Durante esse período, a ANP vistoriou 154 estabelecimentos comerciais, entre 128 postos de combustíveis, 24 distribuidoras e dois postos flutuantes, localizados em mais de 50 municípios distribuídos por 11 estados e no Distrito Federal. Os detalhes das ações foram divulgados em 24 de março.
As inspeções foram realizadas em conjunto com a Secretaria Nacional de Segurança Pública, a Polícia Federal e órgãos de defesa do consumidor nos níveis federal, estadual e municipal, compondo uma força-tarefa para conter práticas abusivas no mercado. A Medida Provisória 1.340 endureceu as sanções previstas na Lei do Abastecimento Nacional de Combustíveis, estabelecendo multas que podem variar entre 50 mil e 500 milhões de reais conforme a gravidade da infração e o porte da empresa infratora.
"A fiscalização identificou um descolamento significativo entre os custos e os preços praticados, especialmente em um estabelecimento de Duque de Caxias, indicando expansão relevante da margem bruta da distribuidora."

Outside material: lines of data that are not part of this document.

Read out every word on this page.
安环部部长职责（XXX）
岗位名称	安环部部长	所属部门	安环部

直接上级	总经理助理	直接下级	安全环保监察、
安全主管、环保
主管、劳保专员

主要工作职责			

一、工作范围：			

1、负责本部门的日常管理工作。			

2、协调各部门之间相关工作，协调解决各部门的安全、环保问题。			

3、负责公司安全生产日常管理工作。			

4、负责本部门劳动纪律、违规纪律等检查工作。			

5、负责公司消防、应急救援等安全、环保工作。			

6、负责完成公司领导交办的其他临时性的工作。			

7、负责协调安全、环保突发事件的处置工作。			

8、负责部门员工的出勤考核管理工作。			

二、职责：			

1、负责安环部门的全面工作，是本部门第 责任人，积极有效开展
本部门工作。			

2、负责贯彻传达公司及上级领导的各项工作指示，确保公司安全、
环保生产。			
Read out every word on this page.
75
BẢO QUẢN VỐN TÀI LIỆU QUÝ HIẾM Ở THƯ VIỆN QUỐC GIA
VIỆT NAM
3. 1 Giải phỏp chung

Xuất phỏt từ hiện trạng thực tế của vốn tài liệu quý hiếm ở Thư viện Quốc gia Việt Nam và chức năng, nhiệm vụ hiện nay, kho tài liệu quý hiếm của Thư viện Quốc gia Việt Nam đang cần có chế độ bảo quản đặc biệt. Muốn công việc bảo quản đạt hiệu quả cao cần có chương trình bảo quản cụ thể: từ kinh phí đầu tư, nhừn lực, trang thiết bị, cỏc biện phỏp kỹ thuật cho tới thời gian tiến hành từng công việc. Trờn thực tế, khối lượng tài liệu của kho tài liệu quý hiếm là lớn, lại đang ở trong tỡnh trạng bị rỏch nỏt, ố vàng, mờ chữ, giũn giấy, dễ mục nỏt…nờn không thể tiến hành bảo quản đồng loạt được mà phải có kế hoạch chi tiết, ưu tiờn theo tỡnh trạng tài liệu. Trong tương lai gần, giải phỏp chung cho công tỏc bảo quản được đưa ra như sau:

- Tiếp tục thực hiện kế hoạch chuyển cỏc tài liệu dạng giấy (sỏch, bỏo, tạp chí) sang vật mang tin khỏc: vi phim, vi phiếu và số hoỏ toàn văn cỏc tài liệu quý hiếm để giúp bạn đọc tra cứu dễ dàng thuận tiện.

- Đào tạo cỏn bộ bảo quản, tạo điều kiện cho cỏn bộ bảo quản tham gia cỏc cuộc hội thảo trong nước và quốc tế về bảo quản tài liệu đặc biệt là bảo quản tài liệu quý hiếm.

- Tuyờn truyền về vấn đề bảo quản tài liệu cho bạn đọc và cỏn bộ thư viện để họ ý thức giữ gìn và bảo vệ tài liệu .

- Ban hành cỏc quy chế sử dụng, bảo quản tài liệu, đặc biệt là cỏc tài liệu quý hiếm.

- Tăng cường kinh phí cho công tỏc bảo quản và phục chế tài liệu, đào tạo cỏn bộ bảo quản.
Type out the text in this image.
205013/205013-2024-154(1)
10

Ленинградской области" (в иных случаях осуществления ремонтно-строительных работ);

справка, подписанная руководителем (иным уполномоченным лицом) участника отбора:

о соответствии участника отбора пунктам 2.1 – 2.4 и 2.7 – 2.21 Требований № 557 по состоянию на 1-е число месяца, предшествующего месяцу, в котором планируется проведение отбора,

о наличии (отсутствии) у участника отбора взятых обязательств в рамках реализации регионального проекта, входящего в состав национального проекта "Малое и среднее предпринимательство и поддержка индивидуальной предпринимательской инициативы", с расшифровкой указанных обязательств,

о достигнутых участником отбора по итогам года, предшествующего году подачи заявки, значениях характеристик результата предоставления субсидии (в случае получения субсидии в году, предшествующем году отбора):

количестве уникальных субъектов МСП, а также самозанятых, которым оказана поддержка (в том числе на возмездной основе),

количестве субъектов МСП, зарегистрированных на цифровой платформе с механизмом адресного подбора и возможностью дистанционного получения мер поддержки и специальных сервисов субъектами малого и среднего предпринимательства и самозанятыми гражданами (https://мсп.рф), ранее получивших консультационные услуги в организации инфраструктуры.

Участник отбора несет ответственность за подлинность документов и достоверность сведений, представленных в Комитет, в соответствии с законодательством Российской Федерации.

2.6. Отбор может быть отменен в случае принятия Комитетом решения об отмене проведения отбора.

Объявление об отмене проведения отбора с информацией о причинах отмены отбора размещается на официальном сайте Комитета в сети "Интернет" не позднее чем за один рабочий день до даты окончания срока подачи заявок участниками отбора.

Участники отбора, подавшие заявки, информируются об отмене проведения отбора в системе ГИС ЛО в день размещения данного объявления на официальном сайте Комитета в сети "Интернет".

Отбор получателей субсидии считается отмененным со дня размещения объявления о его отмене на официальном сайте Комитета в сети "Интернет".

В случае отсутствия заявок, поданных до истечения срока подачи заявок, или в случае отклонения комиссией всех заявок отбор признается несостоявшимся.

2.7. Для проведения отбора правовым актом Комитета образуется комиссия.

A ANP coletou durante as diligências notas fiscais e tabelas de preços para análise detalhada, que poderá acarretar em novas autuações e abertura de processos administrativos. Além das 11 autuações por indícios de preços abusivos, outras 30 notificações foram realizadas por diferentes irregularidades, resultando na interdição de nove estabelecimentos.
Os estabelecimentos que receberam autuações enfrentam processos administrativos que garantem ampla defesa, conforme previsto em lei. Somente após a conclusão do processo e eventual condenação é que aplicam-se as penas correspondentes. A população pode colaborar reportando irregularidades no setor de combustíveis por meio do telefone gratuito 0800 970 0267 ou pela plataforma FalaBR, da Controladoria-Geral da União.
Esse esforço faz parte das iniciativas governamentais para conter o aumento dos preços do diesel, que dispararam após conflitos no Oriente Médio, entre Estados Unidos, Israel e Irã, iniciados no final de fevereiro. Segundo dados recentes da ANP, o preço médio do litro do diesel S10 subiu cerca de 20% entre os dias 1º e 15 de março, passando de 6,15 reais para 7,35 reais.
"A Medida Provisória 1.340 integra o diálogo com caminhoneiros para evitar paralisações diante do aumento abusivo do diesel, considerado banditismo pelo ministro da Secretaria-Geral."
Outra ação do governo federal foi a desoneração dos impostos federais PIS e Cofins sobre o diesel, combustível que mais sofre os efeitos do cenário internacional devido à importação de aproximadamente 30% do consumo nacional. Ainda há pagamento de subvenção financeira de 0,32 reais por litro de diesel produzido ou importado.
Os embates no Oriente Médio impactam diretamente o mercado internacional, com ameaças como ataques a países produtores de petróleo vizinhos ao Irã e bloqueio do Estreito de Ormuz, que concentra cerca de 20% da produção mundial. Isso eleva o preço do barril de petróleo, com alerta do Irã sobre a possibilidade de chegar a 200 dólares por barril.
No Brasil, a Petrobras reajustou em 0,38 reais o preço do diesel no dia 14 de março, mas a redução de tributos governamentais suavizou a aplicação do aumento final ao consumidor. Paralelamente, o executivo federal propõe que os estados zerem o ICMS sobre o diesel importado para aliviar preços.